A 60g handball moving with a speed of 5m/s strikes the wall at a 40 degree angle with the norm, and then it bounces off with the same speed at the same angle with the norm. It is in contact with the for 2.0ms.

a)What is the average force exerted by the ball on the wall?
b)The rebounding ball is caught by a player who brings it to rest. In the process her hand moves back .50m. what is the impulse received by the player?
c)what average force was exerted on the player by the ball?

Impulse = change in momentum = m * change in velocity
Avg force = Impulse / collision time

Isn't velocity the same as speed but with a direction?
So can vi = 5m/s and vf = -5m/s?

The problem gave me an angle so I know I have to do something with it but I am not sure what.
I try doing 60g * -10m/s as the impulse then divide it by 2ms for average force but it is wrong.
Can someone help me.

 

[LowlyPion]

A 60g handball moving with a speed of 5m/s strikes the wall at a 40 degree angle with the norm, and then it bounces off with the same speed at the same angle with the norm. It is in contact with the for 2.0ms.

a)What is the average force exerted by the ball on the wall?
b)The rebounding ball is caught by a player who brings it to rest. In the process her hand moves back .50m. what is the impulse received by the player?
c)what average force was exerted on the player by the ball?

Impulse = change in momentum = m * change in velocity
Avg force = Impulse / collision time

Isn't velocity the same as speed but with a direction?
So can vi = 5m/s and vf = -5m/s?

The problem gave me an angle so I know I have to do something with it but I am not sure what.
I try doing 60g * -10m/s as the impulse then divide it by 2ms for average force but it is wrong.
Can someone help me.

You mostly have it.

Velocity is a vector. So resolve the velocity into the x,y components. The vertical component before/after remains in the same direction. It's apparently only the horizontal component that is reversed.

 

[maniacp08]

Ahh. Thanks it is -5cos40-5cos40 * 60g then divide by 2ms.

b)The rebounding ball is caught by a player who brings it to rest. In the process her hand moves back .50m. what is the impulse received by the player?
So Would the vi of the ball be -5cos40 and vf = 0 since it is caught and goes to rest?
so is -5cos40 * 60g?

c)what average force was exerted on the player by the ball?
Is this just answer to B/2ms?

 

[LowlyPion]

Ahh. Thanks it is -5cos40-5cos40 * 60g then divide by 2ms.

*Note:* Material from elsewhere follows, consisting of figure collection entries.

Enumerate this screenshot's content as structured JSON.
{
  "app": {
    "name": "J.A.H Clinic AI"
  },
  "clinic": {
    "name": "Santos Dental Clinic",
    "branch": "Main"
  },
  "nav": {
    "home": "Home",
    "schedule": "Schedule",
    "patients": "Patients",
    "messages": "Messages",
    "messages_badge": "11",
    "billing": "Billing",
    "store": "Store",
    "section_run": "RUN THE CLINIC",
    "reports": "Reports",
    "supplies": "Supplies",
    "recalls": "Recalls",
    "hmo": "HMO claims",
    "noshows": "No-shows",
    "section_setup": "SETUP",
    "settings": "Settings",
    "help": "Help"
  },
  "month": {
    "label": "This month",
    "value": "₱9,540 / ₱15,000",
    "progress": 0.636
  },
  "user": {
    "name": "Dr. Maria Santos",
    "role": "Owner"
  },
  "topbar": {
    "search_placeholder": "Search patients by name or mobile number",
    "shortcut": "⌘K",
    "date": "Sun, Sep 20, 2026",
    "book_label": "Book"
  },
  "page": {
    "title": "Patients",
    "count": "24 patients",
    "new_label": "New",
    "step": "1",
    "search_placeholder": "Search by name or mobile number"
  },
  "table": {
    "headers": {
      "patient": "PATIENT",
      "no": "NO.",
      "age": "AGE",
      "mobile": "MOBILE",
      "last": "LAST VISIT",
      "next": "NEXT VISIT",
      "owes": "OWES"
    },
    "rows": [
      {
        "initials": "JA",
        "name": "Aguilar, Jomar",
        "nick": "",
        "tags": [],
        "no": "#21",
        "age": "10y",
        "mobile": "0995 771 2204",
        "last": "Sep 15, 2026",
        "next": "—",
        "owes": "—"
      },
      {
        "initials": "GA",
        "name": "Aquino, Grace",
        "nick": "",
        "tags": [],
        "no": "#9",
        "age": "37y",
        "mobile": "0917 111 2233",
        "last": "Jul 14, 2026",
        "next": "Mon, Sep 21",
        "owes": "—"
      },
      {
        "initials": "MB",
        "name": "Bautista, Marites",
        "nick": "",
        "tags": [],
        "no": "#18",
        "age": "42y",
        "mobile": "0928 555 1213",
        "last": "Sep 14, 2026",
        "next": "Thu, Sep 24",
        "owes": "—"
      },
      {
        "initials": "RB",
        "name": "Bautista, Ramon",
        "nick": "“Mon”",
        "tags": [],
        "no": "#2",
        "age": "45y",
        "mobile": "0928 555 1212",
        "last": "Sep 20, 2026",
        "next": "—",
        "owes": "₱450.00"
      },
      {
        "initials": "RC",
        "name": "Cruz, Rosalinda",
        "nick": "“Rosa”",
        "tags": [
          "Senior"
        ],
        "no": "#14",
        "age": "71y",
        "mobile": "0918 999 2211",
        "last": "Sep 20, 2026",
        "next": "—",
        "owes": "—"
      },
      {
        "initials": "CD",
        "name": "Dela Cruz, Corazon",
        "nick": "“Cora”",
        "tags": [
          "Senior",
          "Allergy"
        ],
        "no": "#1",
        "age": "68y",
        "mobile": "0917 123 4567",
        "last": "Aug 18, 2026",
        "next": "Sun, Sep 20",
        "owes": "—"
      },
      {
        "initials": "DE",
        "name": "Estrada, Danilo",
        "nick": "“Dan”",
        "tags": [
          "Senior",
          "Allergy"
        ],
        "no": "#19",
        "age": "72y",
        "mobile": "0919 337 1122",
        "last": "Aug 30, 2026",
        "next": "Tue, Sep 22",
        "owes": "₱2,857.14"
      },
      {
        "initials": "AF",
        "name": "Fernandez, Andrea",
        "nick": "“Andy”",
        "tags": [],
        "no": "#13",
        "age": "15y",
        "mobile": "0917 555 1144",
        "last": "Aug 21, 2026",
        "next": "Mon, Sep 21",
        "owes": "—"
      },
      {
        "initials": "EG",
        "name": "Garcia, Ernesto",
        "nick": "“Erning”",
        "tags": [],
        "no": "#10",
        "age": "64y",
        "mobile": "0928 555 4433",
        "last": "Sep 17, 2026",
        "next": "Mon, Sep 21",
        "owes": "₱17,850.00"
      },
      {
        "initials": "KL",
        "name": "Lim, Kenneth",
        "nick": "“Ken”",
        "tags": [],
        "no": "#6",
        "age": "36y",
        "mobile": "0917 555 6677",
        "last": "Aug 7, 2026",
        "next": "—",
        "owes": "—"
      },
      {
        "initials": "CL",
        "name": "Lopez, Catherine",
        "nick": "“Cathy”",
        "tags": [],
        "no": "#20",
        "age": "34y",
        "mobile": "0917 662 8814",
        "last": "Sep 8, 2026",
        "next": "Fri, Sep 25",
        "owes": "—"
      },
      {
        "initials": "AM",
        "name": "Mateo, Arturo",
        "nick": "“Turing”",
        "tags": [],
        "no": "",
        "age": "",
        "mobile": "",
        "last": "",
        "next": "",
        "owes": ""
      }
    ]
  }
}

b)The rebounding ball is caught by a player who brings it to rest. In the process her hand moves back .50m. what is the impulse received by the player?
So Would the vi of the ball be -5cos40 and vf = 0 since it is caught and goes to rest?
so is -5cos40 * 60g?

c)what average force was exerted on the player by the ball?
Is this just answer to B/2ms?

The ball was caught - both components of it - presumably at the same height.

So that's V² = 2*a*(.5m)
Use the "a" to yield the time of the impulse.

 

[maniacp08]

Im kind of confuse.
Wouldn't the rebounding ball vi be -5cos40?
bringing it to rest wouldn't that be vf = 0?

If I am wrong then
What would V^2 be?
The sum of the 2 components of the speed?

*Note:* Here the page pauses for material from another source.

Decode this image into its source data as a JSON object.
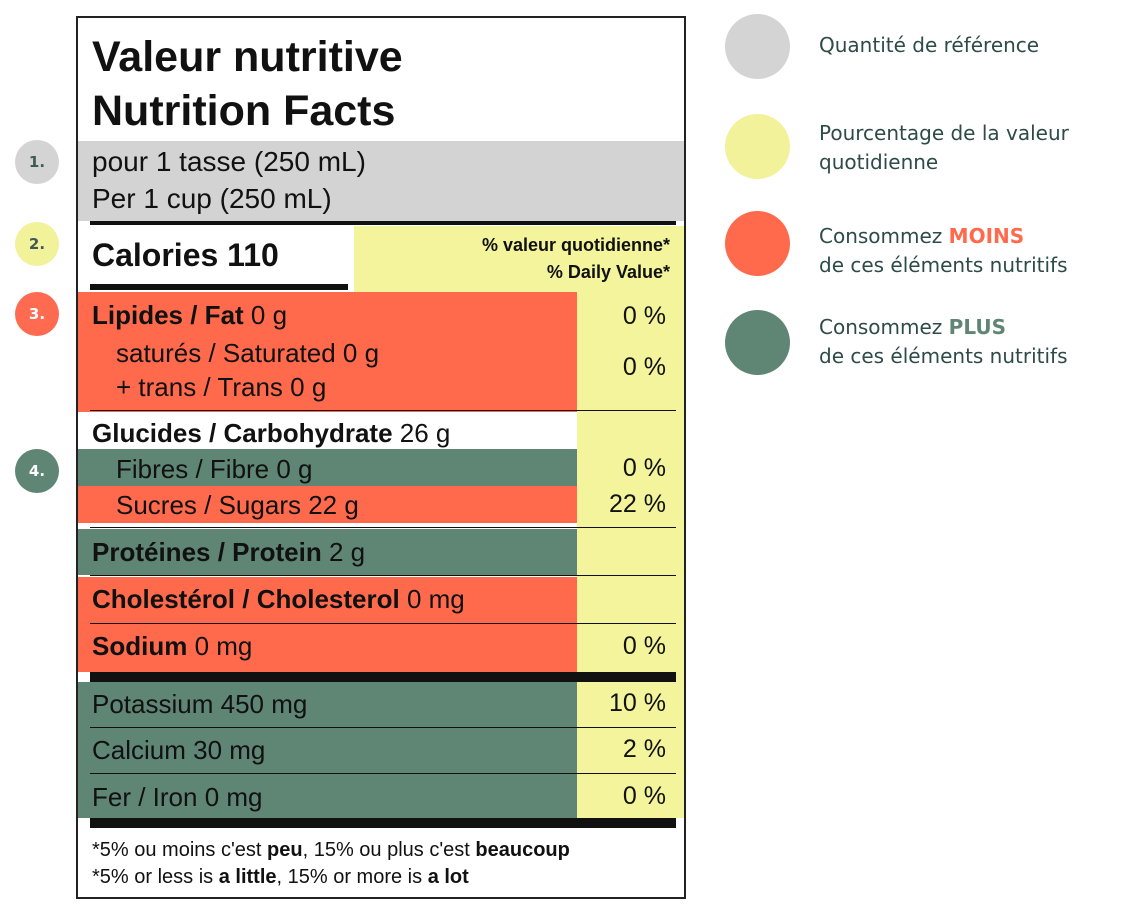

a yields the time of the impulse is that the collision time?

 

[LowlyPion]

Im kind of confuse.
Wouldn't the rebounding ball vi be -5cos40?
bringing it to rest wouldn't that be vf = 0?

If I am wrong then
What would V^2 be?
The sum of the 2 components of the speed?

a yields the time of the impulse is that the collision time?

The vertical component is not affected.

and then it bounces off with the same speed at the same angle with the norm.

So when the ball arrives at the glove it is still traveling at 5 m/s - if it is caught at the same height it was thrown.